Era ormai evidente che il baricentro della politica internazionale si era spostato dal Mediterraneo, soprattutto quello orientale rivolto all'Asia, all'Oceano Atlantico verso le Americhe, con le principali potenze coloniali (Inghilterra, Francia e Spagna) che si disputavano il primato e contestavano poi il predominio in Europa alle grandi potenze terriere (Impero Asburgico e Russia, con la crescente potenza della Prussia che emergerà prepotentemente proprio nel corso del Settecento).

A Venezia pensarono fosse più utile difendere lo status quo e questo secolo vide tutto lo Stato da Tera crescere in ricchezza e in civiltà: Padova, Verona, Vicenza, Treviso e tutte le cittadine venete furono vivaci nella cultura e nell'urbanistica, nell'artigianato e nei commerci, potendo contare su un'agricoltura che forniva il necessario anche alla popolazione di censo più basso. Pace e buona amministrazione furono la cifra caratterizzante la vita della Repubblica Serenissima, con le autonomie locali garantite dagli Statuti pattuiti fra i vari territori e la capitale, e con una politica estera mirante esclusivamente a rimanere fuori dai guai, o a proteggere le rotte e le tratte commerciali. In tale ottica vanno viste anche le spedizioni militari della Marina, capeggiata dall'ultimo grande ammiraglio veneziano Angelo Emo, che negli anni Ottanta arrivò fino a bombardare Sfax, Tunisi e Biserta (Tunisia attuale, allora parte dell'Impero Ottomano) per distruggere i pirati barbareschi che avevano tormentato le attività dei mercanti veneziani.

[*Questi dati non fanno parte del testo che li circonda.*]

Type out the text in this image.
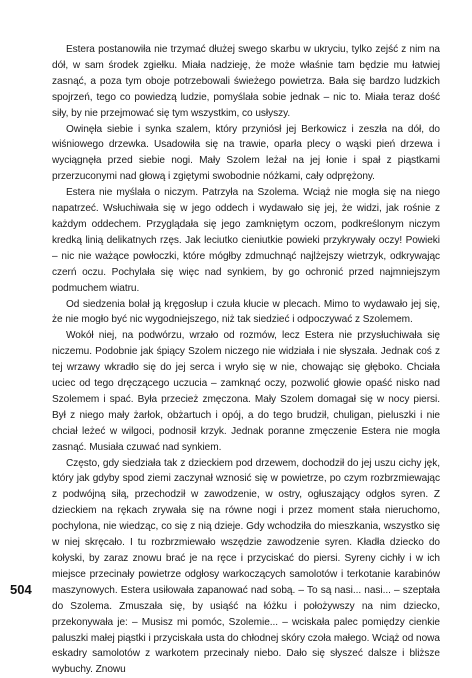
Estera postanowiła nie trzymać dłużej swego skarbu w ukryciu, tylko zejść z nim na dół, w sam środek zgiełku. Miała nadzieję, że może właśnie tam będzie mu łatwiej zasnąć, a poza tym oboje potrzebowali świeżego powietrza. Bała się bardzo ludzkich spojrzeń, tego co powiedzą ludzie, pomyślała sobie jednak – nic to. Miała teraz dość siły, by nie przejmować się tym wszystkim, co usłyszy.

Owinęła siebie i synka szalem, który przyniósł jej Berkowicz i zeszła na dół, do wiśniowego drzewka. Usadowiła się na trawie, oparła plecy o wąski pień drzewa i wyciągnęła przed siebie nogi. Mały Szolem leżał na jej łonie i spał z piąstkami przerzuconymi nad głową i zgiętymi swobodnie nóżkami, cały odprężony.

Estera nie myślała o niczym. Patrzyła na Szolema. Wciąż nie mogła się na niego napatrzeć. Wsłuchiwała się w jego oddech i wydawało się jej, że widzi, jak rośnie z każdym oddechem. Przyglądała się jego zamkniętym oczom, podkreślonym niczym kredką linią delikatnych rzęs. Jak leciutko cieniutkie powieki przykrywały oczy! Powieki – nic nie ważące powłoczki, które mógłby zdmuchnąć najlżejszy wietrzyk, odkrywając czerń oczu. Pochylała się więc nad synkiem, by go ochronić przed najmniejszym podmuchem wiatru.

Od siedzenia bolał ją kręgosłup i czuła kłucie w plecach. Mimo to wydawało jej się, że nie mogło być nic wygodniejszego, niż tak siedzieć i odpoczywać z Szolemem.

Wokół niej, na podwórzu, wrzało od rozmów, lecz Estera nie przysłuchiwała się niczemu. Podobnie jak śpiący Szolem niczego nie widziała i nie słyszała. Jednak coś z tej wrzawy wkradło się do jej serca i wryło się w nie, chowając się głęboko. Chciała uciec od tego dręczącego uczucia – zamknąć oczy, pozwolić głowie opaść nisko nad Szolemem i spać. Była przecież zmęczona. Mały Szolem domagał się w nocy piersi. Był z niego mały żarłok, obżartuch i opój, a do tego brudził, chuligan, pieluszki i nie chciał leżeć w wilgoci, podnosił krzyk. Jednak poranne zmęczenie Estera nie mogła zasnąć. Musiała czuwać nad synkiem.

Często, gdy siedziała tak z dzieckiem pod drzewem, dochodził do jej uszu cichy jęk, który jak gdyby spod ziemi zaczynał wznosić się w powietrze, po czym rozbrzmiewając z podwójną siłą, przechodził w zawodzenie, w ostry, ogłuszający odgłos syren. Z dzieckiem na rękach zrywała się na równe nogi i przez moment stała nieruchomo, pochylona, nie wiedząc, co się z nią dzieje. Gdy wchodziła do mieszkania, wszystko się w niej skręcało. I tu rozbrzmiewało wszędzie zawodzenie syren. Kładła dziecko do kołyski, by zaraz znowu brać je na ręce i przyciskać do piersi. Syreny cichły i w ich miejsce przecinały powietrze odgłosy warkoczących samolotów i terkotanie karabinów maszynowych. Estera usiłowała zapanować nad sobą. – To są nasi... nasi... – szeptała do Szolema. Zmuszała się, by usiąść na łóżku i położywszy na nim dziecko, przekonywała je: – Musisz mi pomóc, Szolemie... – wciskała palec pomiędzy cienkie paluszki małej piąstki i przyciskała usta do chłodnej skóry czoła małego. Wciąż od nowa eskadry samolotów z warkotem przecinały niebo. Dało się słyszeć dalsze i bliższe wybuchy. Znowu

504
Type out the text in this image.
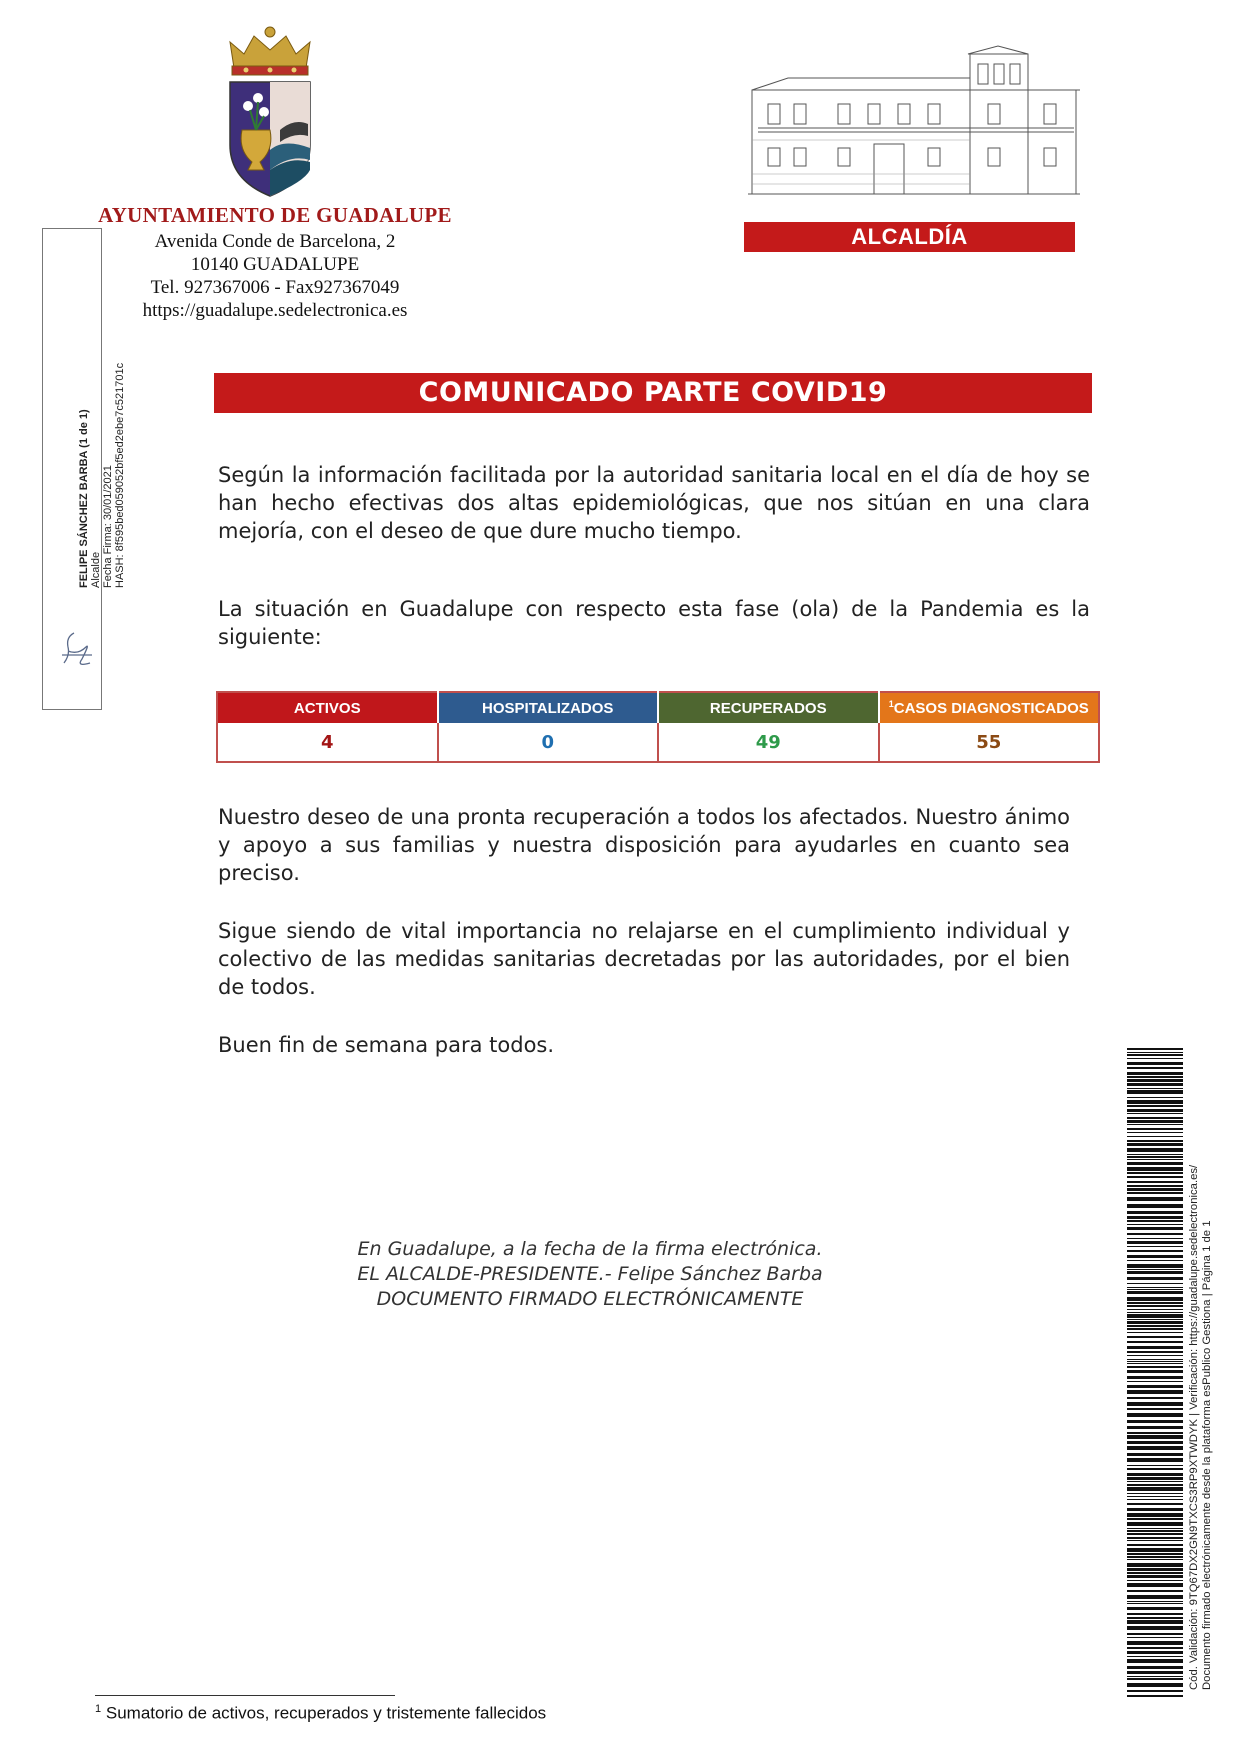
AYUNTAMIENTO DE GUADALUPE
Avenida Conde de Barcelona, 2
10140 GUADALUPE
Tel. 927367006 - Fax927367049
https://guadalupe.sedelectronica.es
ALCALDÍA
FELIPE SÁNCHEZ BARBA (1 de 1) Alcalde Fecha Firma: 30/01/2021 HASH: 8f595bed059052bf5ed2ebe7c521701c	COMUNICADO PARTE COVID19
Según la información facilitada por la autoridad sanitaria local en el día de hoy se han hecho efectivas dos altas epidemiológicas, que nos sitúan en una clara mejoría, con el deseo de que dure mucho tiempo.
La situación en Guadalupe con respecto esta fase (ola) de la Pandemia es la siguiente:
ACTIVOS	HOSPITALIZADOS	RECUPERADOS	$^1$CASOS DIAGNOSTICADOS
4	0	49	55
Nuestro deseo de una pronta recuperación a todos los afectados. Nuestro ánimo y apoyo a sus familias y nuestra disposición para ayudarles en cuanto sea preciso.
Sigue siendo de vital importancia no relajarse en el cumplimiento individual y colectivo de las medidas sanitarias decretadas por las autoridades, por el bien de todos.
Buen fin de semana para todos.
En Guadalupe, a la fecha de la firma electrónica.
EL ALCALDE-PRESIDENTE.- Felipe Sánchez Barba
DOCUMENTO FIRMADO ELECTRÓNICAMENTE
$^1$ Sumatorio de activos, recuperados y tristemente fallecidos
Cód. Validación: 9TQ67DX2GN9TXCS3RP9XTWDYK | Verificación: https://guadalupe.sedelectronica.es/ Documento firmado electrónicamente desde la plataforma esPublico Gestiona | Página 1 de 1
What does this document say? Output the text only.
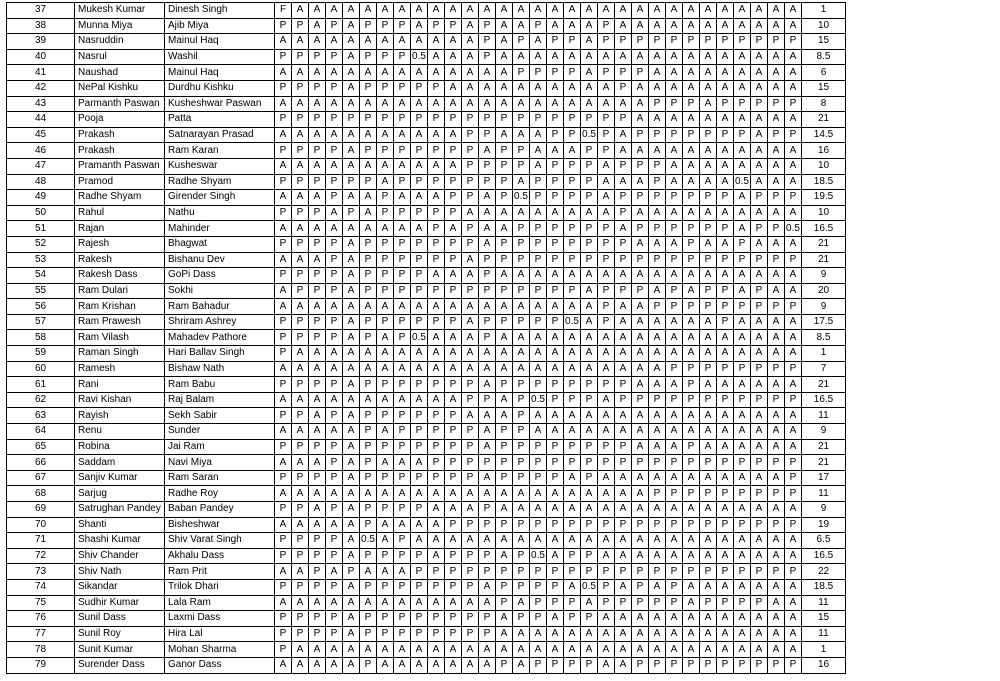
37	Mukesh Kumar	Dinesh Singh	F	A	A	A	A	A	A	A	A	A	A	A	A	A	A	A	A	A	A	A	A	A	A	A	A	A	A	A	A	A	A	1
38	Munna Miya	Ajib Miya	P	P	A	P	A	P	P	P	A	P	P	A	P	A	A	P	A	A	A	P	A	A	A	A	A	A	A	A	A	A	A	10
39	Nasruddin	Mainul Haq	A	A	A	A	A	A	A	A	A	A	A	A	P	A	P	A	P	P	A	P	P	P	P	P	P	P	P	P	P	P	P	15
40	Nasrul	Washil	P	P	P	P	A	P	P	P	0.5	A	A	A	P	A	A	A	A	A	A	A	A	A	A	A	A	A	A	A	A	A	A	8.5
41	Naushad	Mainul Haq	A	A	A	A	A	A	A	A	A	A	A	A	A	A	P	P	P	P	A	P	P	P	A	A	A	A	A	A	A	A	A	6
42	NePal Kishku	Durdhu Kishku	P	P	P	P	A	P	P	P	P	P	A	A	A	A	A	A	A	A	A	A	P	A	A	A	A	A	A	A	A	A	A	15
43	Parmanth Paswan	Kusheshwar Paswan	A	A	A	A	A	A	A	A	A	A	A	A	A	A	A	A	A	A	A	A	A	A	P	P	P	A	P	P	P	P	P	8
44	Pooja	Patta	P	P	P	P	P	P	P	P	P	P	P	P	P	P	P	P	P	P	P	P	P	A	A	A	A	A	A	A	A	A	A	21
45	Prakash	Satnarayan Prasad	A	A	A	A	A	A	A	A	A	A	A	P	P	A	A	A	P	P	0.5	P	A	P	P	P	P	P	P	P	A	P	P	14.5
46	Prakash	Ram Karan	P	P	P	P	A	P	P	P	P	P	P	P	A	P	P	A	A	A	P	P	A	A	A	A	A	A	A	A	A	A	A	16
47	Pramanth Paswan	Kusheswar	A	A	A	A	A	A	A	A	A	A	A	P	P	P	P	A	P	P	P	A	P	P	P	A	A	A	A	A	A	A	A	10
48	Pramod	Radhe Shyam	P	P	P	P	P	P	A	P	P	P	P	P	P	P	A	P	P	P	P	A	A	A	P	A	A	A	A	0.5	A	A	A	18.5
49	Radhe Shyam	Girender Singh	A	A	A	P	A	A	P	A	A	A	P	P	A	P	0.5	P	P	P	P	A	P	P	P	P	P	P	P	A	P	P	P	19.5
50	Rahul	Nathu	P	P	P	A	P	A	P	P	P	P	P	A	A	A	A	A	A	A	A	A	P	A	A	A	A	A	A	A	A	A	A	10
51	Rajan	Mahinder	A	A	A	A	A	A	A	A	A	P	A	P	A	A	P	P	P	P	P	P	A	P	P	P	P	P	P	A	P	P	0.5	16.5
52	Rajesh	Bhagwat	P	P	P	P	A	P	P	P	P	P	P	P	A	P	P	P	P	P	P	P	P	A	A	A	P	A	A	P	A	A	A	21
53	Rakesh	Bishanu Dev	A	A	A	P	A	P	P	P	P	P	P	A	P	P	P	P	P	P	P	P	P	P	P	P	P	P	P	P	P	P	P	21
54	Rakesh Dass	GoPi Dass	P	P	P	P	A	P	P	P	P	A	A	A	P	A	A	A	A	A	A	A	A	A	A	A	A	A	A	A	A	A	A	9
55	Ram Dulari	Sokhi	A	P	P	P	A	P	P	P	P	P	P	P	P	P	P	P	P	P	A	P	P	P	A	P	A	P	P	A	P	A	A	20
56	Ram Krishan	Ram Bahadur	A	A	A	A	A	A	A	A	A	A	A	A	A	A	A	A	A	A	A	P	A	A	P	P	P	P	P	P	P	P	P	9
57	Ram Prawesh	Shriram Ashrey	P	P	P	P	A	P	P	P	P	P	P	A	P	P	P	P	P	0.5	A	P	A	A	A	A	A	A	P	A	A	A	A	17.5
58	Ram Vilash	Mahadev Pathore	P	P	P	P	A	P	A	P	0.5	A	A	A	P	A	A	A	A	A	A	A	A	A	A	A	A	A	A	A	A	A	A	8.5
59	Raman Singh	Hari Ballav Singh	P	A	A	A	A	A	A	A	A	A	A	A	A	A	A	A	A	A	A	A	A	A	A	A	A	A	A	A	A	A	A	1
60	Ramesh	Bishaw Nath	A	A	A	A	A	A	A	A	A	A	A	A	A	A	A	A	A	A	A	A	A	A	A	P	P	P	P	P	P	P	P	7
61	Rani	Ram Babu	P	P	P	P	A	P	P	P	P	P	P	P	A	P	P	P	P	P	P	P	P	A	A	A	P	A	A	A	A	A	A	21
62	Ravi Kishan	Raj Balam	A	A	A	A	A	A	A	A	A	A	A	P	P	A	P	0.5	P	P	P	A	P	P	P	P	P	P	P	P	P	P	P	16.5
63	Rayish	Sekh Sabir	P	P	A	P	A	P	P	P	P	P	P	A	A	A	P	A	A	A	A	A	A	A	A	A	A	A	A	A	A	A	A	11
64	Renu	Sunder	A	A	A	A	A	P	A	P	P	P	P	P	A	P	P	A	A	A	A	A	A	A	A	A	A	A	A	A	A	A	A	9
65	Robina	Jai Ram	P	P	P	P	A	P	P	P	P	P	P	P	A	P	P	P	P	P	P	P	P	A	A	A	P	A	A	A	A	A	A	21
66	Saddam	Navi Miya	A	A	A	P	A	P	A	A	A	P	P	P	P	P	P	P	P	P	P	P	P	P	P	P	P	P	P	P	P	P	P	21
67	Sanjiv Kumar	Ram Saran	P	P	P	P	A	P	P	P	P	P	P	P	A	P	P	P	P	A	P	A	A	A	A	A	A	A	A	A	A	A	P	17
68	Sarjug	Radhe Roy	A	A	A	A	A	A	A	A	A	A	A	A	A	A	A	A	A	A	A	A	A	A	P	P	P	P	P	P	P	P	P	11
69	Satrughan Pandey	Baban Pandey	P	P	A	P	A	P	P	P	P	A	A	A	P	A	A	A	A	A	A	A	A	A	A	A	A	A	A	A	A	A	A	9
70	Shanti	Bisheshwar	A	A	A	A	A	P	A	A	A	A	P	P	P	P	P	P	P	P	P	P	P	P	P	P	P	P	P	P	P	P	P	19
71	Shashi Kumar	Shiv Varat Singh	P	P	P	P	A	0.5	A	P	A	A	A	A	A	A	A	A	A	A	A	A	A	A	A	A	A	A	A	A	A	A	A	6.5
72	Shiv Chander	Akhalu Dass	P	P	P	P	A	P	P	P	P	A	P	P	P	A	P	0.5	A	P	P	A	A	A	A	A	A	A	A	A	A	A	A	16.5
73	Shiv Nath	Ram Prit	A	A	P	A	P	A	A	A	P	P	P	P	P	P	P	P	P	P	P	P	P	P	P	P	P	P	P	P	P	P	P	22
74	Sikandar	Trilok Dhari	P	P	P	P	A	P	P	P	P	P	P	P	A	P	P	P	P	A	0.5	P	A	P	A	P	A	A	A	A	A	A	A	18.5
75	Sudhir Kumar	Lala Ram	A	A	A	A	A	A	A	A	A	A	A	A	A	P	A	P	P	P	A	P	P	P	P	P	A	P	P	P	P	A	A	11
76	Sunil Dass	Laxmi Dass	P	P	P	P	A	P	P	P	P	P	P	P	P	A	P	P	A	P	P	A	A	A	A	A	A	A	A	A	A	A	A	15
77	Sunil Roy	Hira Lal	P	P	P	P	A	P	P	P	P	P	P	P	P	A	A	A	A	A	A	A	A	A	A	A	A	A	A	A	A	A	A	11
78	Sunit Kumar	Mohan Sharma	P	A	A	A	A	A	A	A	A	A	A	A	A	A	A	A	A	A	A	A	A	A	A	A	A	A	A	A	A	A	A	1
79	Surender Dass	Ganor Dass	A	A	A	A	A	P	A	A	A	A	A	A	A	P	A	P	P	P	P	A	A	P	P	P	P	P	P	P	P	P	P	16
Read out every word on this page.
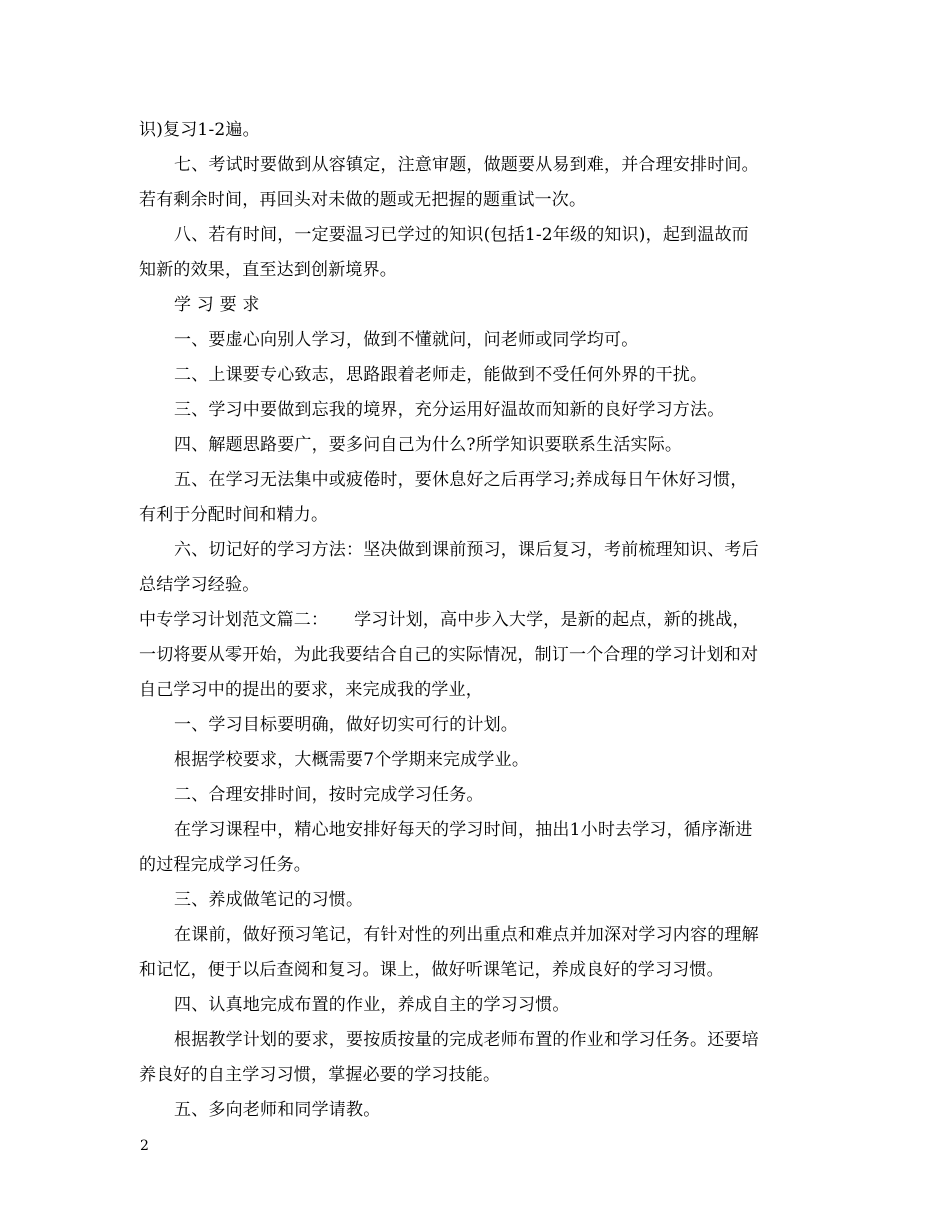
识)复习1-2遍。
七、考试时要做到从容镇定，注意审题，做题要从易到难，并合理安排时间。
若有剩余时间，再回头对未做的题或无把握的题重试一次。
八、若有时间，一定要温习已学过的知识(包括1-2年级的知识)，起到温故而
知新的效果，直至达到创新境界。
学 习 要 求
一、要虚心向别人学习，做到不懂就问，问老师或同学均可。
二、上课要专心致志，思路跟着老师走，能做到不受任何外界的干扰。
三、学习中要做到忘我的境界，充分运用好温故而知新的良好学习方法。
四、解题思路要广，要多问自己为什么?所学知识要联系生活实际。
五、在学习无法集中或疲倦时，要休息好之后再学习;养成每日午休好习惯，
有利于分配时间和精力。
六、切记好的学习方法：坚决做到课前预习，课后复习，考前梳理知识、考后
总结学习经验。
中专学习计划范文篇二：　　学习计划，高中步入大学，是新的起点，新的挑战，
一切将要从零开始，为此我要结合自己的实际情况，制订一个合理的学习计划和对
自己学习中的提出的要求，来完成我的学业，
一、学习目标要明确，做好切实可行的计划。
根据学校要求，大概需要7个学期来完成学业。
二、合理安排时间，按时完成学习任务。
在学习课程中，精心地安排好每天的学习时间，抽出1小时去学习，循序渐进
的过程完成学习任务。
三、养成做笔记的习惯。
在课前，做好预习笔记，有针对性的列出重点和难点并加深对学习内容的理解
和记忆，便于以后查阅和复习。课上，做好听课笔记，养成良好的学习习惯。
四、认真地完成布置的作业，养成自主的学习习惯。
根据教学计划的要求，要按质按量的完成老师布置的作业和学习任务。还要培
养良好的自主学习习惯，掌握必要的学习技能。
五、多向老师和同学请教。
2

In questo beato isolamento, la classe politica veneziana non capì la necessità di rinnovare le istituzioni. Sebbene fosse una Repubblica aristocratica e non una monarchia, la Serenissima era pur sempre espressione dell'Antico Regime e, proprio come le monarchie continentali, non si rese conto che le idee moderne e il progresso civile e sociale richiedevano perlomeno di estendere l'accesso al potere sovrano anche alla nobiltà dell'entroterra, oltre che a dar qualche forma di rappresentanza al cosiddetto "Terzo Stato" (borghesia e ceti popolari). E' vero che nel Settecento fu permesso di accedere al "Libro d'Oro" dell'aristocrazia veneziana a molte nuove famiglie, definite "nobili per soldo", ma questo dipese dal fatto che le casse dello Stato necessitavano di finanziamenti e si arrivò, appunto, a "vendere la nobiltà" che dava accesso al Maggior Consiglio e all'eventuale carriera politica. Fu anche quest'atteggiamento esclusivo che acuì i risentimenti del notabilato delle città dell'entroterra verso la Dominante, cosa che favorì la diffusione delle idee della Massoneria che proprio nella borghesia ricca e nella nobiltà bassa reclutava i suoi adepti per diffondere le idee illuministe e rivoluzionarie. Idee che avranno un ruolo determinante non tanto per la caduta della Repubblica - compiutasi nel "tremendo zorno" del 12 maggio 1797 - travolta come tutta Europa dall'uragano napoleonico, quanto nella sua successiva incapacità di rinascere come Stato indipendente, poiché i piani rivoluzionari miravano alla costituzione di uno Stato unitario italico che eliminasse le entità tradizionali cattoliche, come i vari regni legati dinasticamente agli Asburgo, come lo Stato Pontificio e come la Repubblica di Venezia, da sempre e per sempre legata a San Marco e al Cristo Redentore. Ma queste cose le vedremo meglio quando tratteremo il secolo successivo, partendo proprio dalla caduta della Serenissima.